AVRUPA YEŞİL MUTABAKATI NEDİR? TÜRKİYE’Yİ HANGİ AÇILARDAN ETKİLEYECEK?

Avrupa Yeşil Mutabakatı, Avrupa’yı 2050’de karbon nötr bir kıta haline getirme hedefi taşıyan kapsamlı bir ekonomik dönüşüm programıdır. Mutabakat, salt bir karbonsuzlaştırma yol haritası olmaktan ziyade, ekonomik büyüme ve kaynak kullanımının birbirinden ayrıştırılmasını, tarım ve sanayide büyük bir dönüşümü, “kimsenin geride bırakılmaması” sloganıyla adil ve kapsayıcı bir geçişi ve Avrupa Birliği’nin (AB) küresel iklim aktörlüğü rolünü içeren geniş kapsamlı bir stratejik vizyon olma niteliği taşıyor.
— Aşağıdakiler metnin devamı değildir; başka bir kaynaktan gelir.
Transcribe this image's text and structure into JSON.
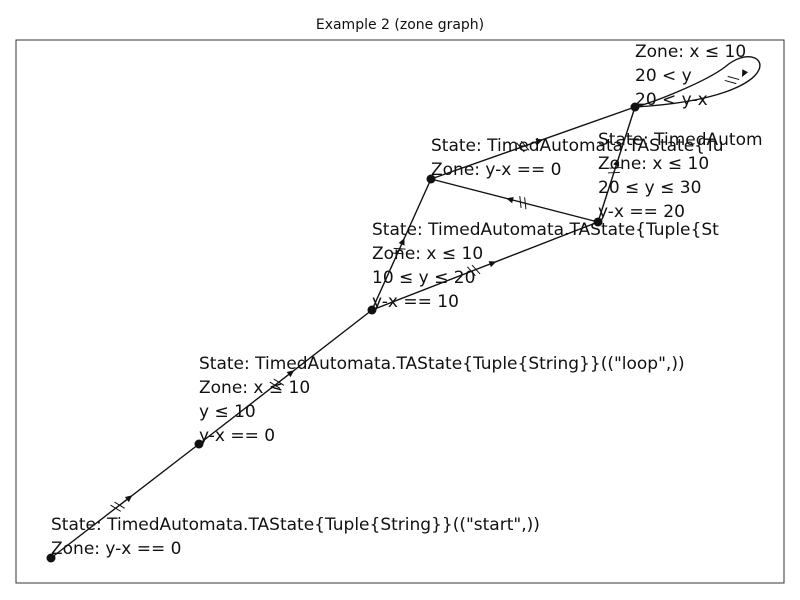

Bu vizyon çerçevesinde; emisyon yoğun sektörlerde karbon fiyatlandırmasının kapsamının genişletilmesinden döngüsel ekonomiye, gıda sistemlerinin ekolojik dönüşümünden enerji sektörünün karbonsuzlaştırılmasına pek çok farklı alanda yapısal değişimi hedefleyen yeni düzenlemeler öngörülüyor. 

Bu düzenlemelerden biri, sınırda karbon vergisi mekanizmasıdır. Türkiye’de en yoğun biçimde tartışılan sınırda karbon vergisi mekanizması, CO2 emisyonlarının fiyatlanmadığı veya AB’ye göre daha düşük fiyatlandığı ülkelerden alınacak ürünler için ilave bedeller ödenmesini öngörüyor. Türkiye, halihazırda karbonu fiyatlandırmıyor, yani bir karbon vergisi veya emisyon ticaret sistemi uygulamıyor. AB’de ise emisyon ticaret sistemi aracılığıyla çimento, elektrik üretimi, demir çelik, alüminyum, gübre sektörlerindeki ürünler için CO2 emisyonları nedeniyle ton başına 90 avronun üzerinde ilave maliyetler söz konusu. İhracatının %40’ını AB ülkelerine gerçekleştiren Türkiye’de de bu sektörlerde aynı yönde bir düzenleme yapılması kaçınılmaz. Bir başka deyişle, emisyon yoğun sanayimizi dönüştürmemiz yalnızca iklim kriziyle mücadele için değil ticari açıdan da şart.